I suppose I can blame the filtering down of the protestant work ethic for his low opinion of me. Once upon a time people believed that hard work received a place in heaven. As he doesn’t believe in God, I’m wondering where he’s expecting to go.
I have told him countless times to chill out. He might feel guilty about my snoozing, but I don’t. I come from a long line of afternoon nappers.
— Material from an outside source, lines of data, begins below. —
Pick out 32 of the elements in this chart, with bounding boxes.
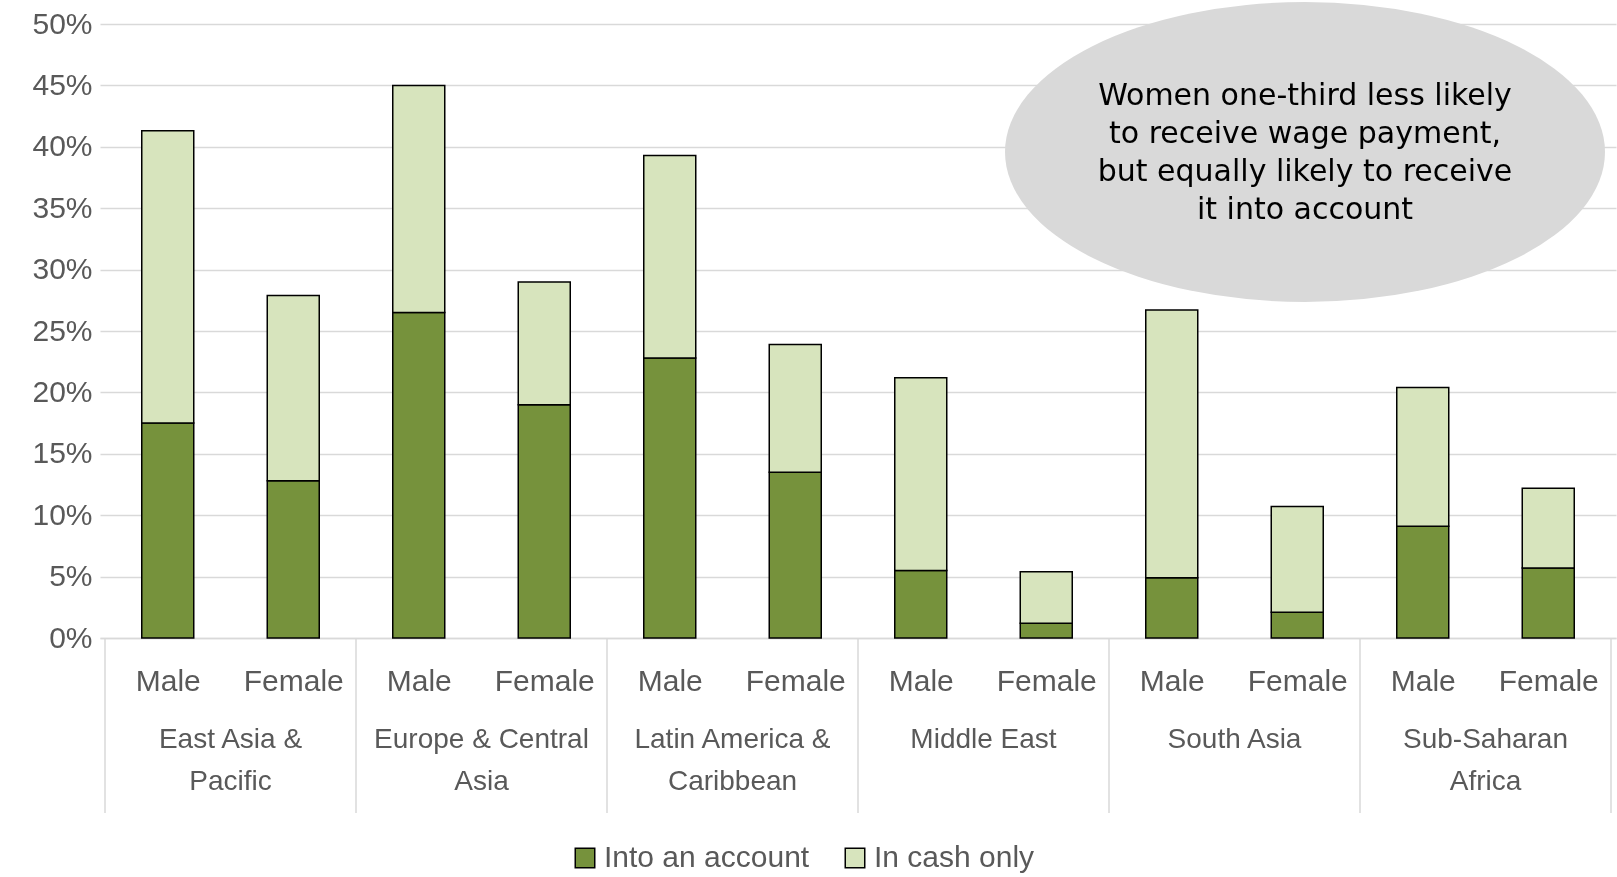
y-tick-label: 0% — [49, 620, 93, 654]
y-tick-label: 30% — [32, 252, 93, 286]
x-tick-label: Male — [637, 663, 703, 697]
y-tick-label: 10% — [32, 497, 93, 531]
y-tick-label: 15% — [32, 436, 93, 470]
x-tick-label: Male — [135, 663, 201, 697]
y-tick-label: 5% — [49, 559, 93, 593]
text: East Asia & Pacific — [158, 723, 303, 796]
text: Middle East — [910, 723, 1057, 754]
y-tick-label: 25% — [32, 313, 93, 347]
text: Latin America & Caribbean — [634, 723, 831, 796]
x-tick-label: Male — [1139, 663, 1205, 697]
text: South Asia — [1167, 723, 1302, 754]
y-tick-label: 45% — [32, 67, 93, 101]
x-tick-label: Male — [888, 663, 954, 697]
y-tick-label: 40% — [32, 129, 93, 163]
legend-label: In cash only — [874, 840, 1035, 873]
x-tick-label: Male — [1390, 663, 1456, 697]
x-tick-label: Female — [996, 663, 1097, 697]
x-tick-label: Female — [494, 663, 595, 697]
legend-label: Into an account — [604, 840, 810, 873]
text: Sub-Saharan Africa — [1402, 723, 1569, 796]
y-tick-label: 50% — [32, 6, 93, 40]
y-tick-label: 35% — [32, 190, 93, 224]
x-tick-label: Female — [1498, 663, 1599, 697]
annotation: Women one-third less likely to receive wage payment, but equally likely to receive it into account — [1096, 76, 1514, 228]
y-tick-label: 20% — [32, 374, 93, 408]
text: Europe & Central Asia — [374, 723, 589, 796]
x-tick-label: Male — [386, 663, 452, 697]
x-tick-label: Female — [745, 663, 846, 697]
x-tick-label: Female — [243, 663, 344, 697]
x-tick-label: Female — [1247, 663, 1348, 697]
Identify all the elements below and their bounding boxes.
As long as I can remember, the words ‘I’m just going for a nap’ have been heard as frequently as ‘Coronation Street is just about to start’. Everything that was supposed to be done, was done – and usually with a cheery disposition.
Unfortunately, most employees in this country would tend to agree with my husband, believing that every hour spent at the desk is just as productive as the last.
We ought to take a leaf out of our Mediterranean cousins’ book and have daily siestas. When global warming results in sweltering English summers, we’ll have little choice.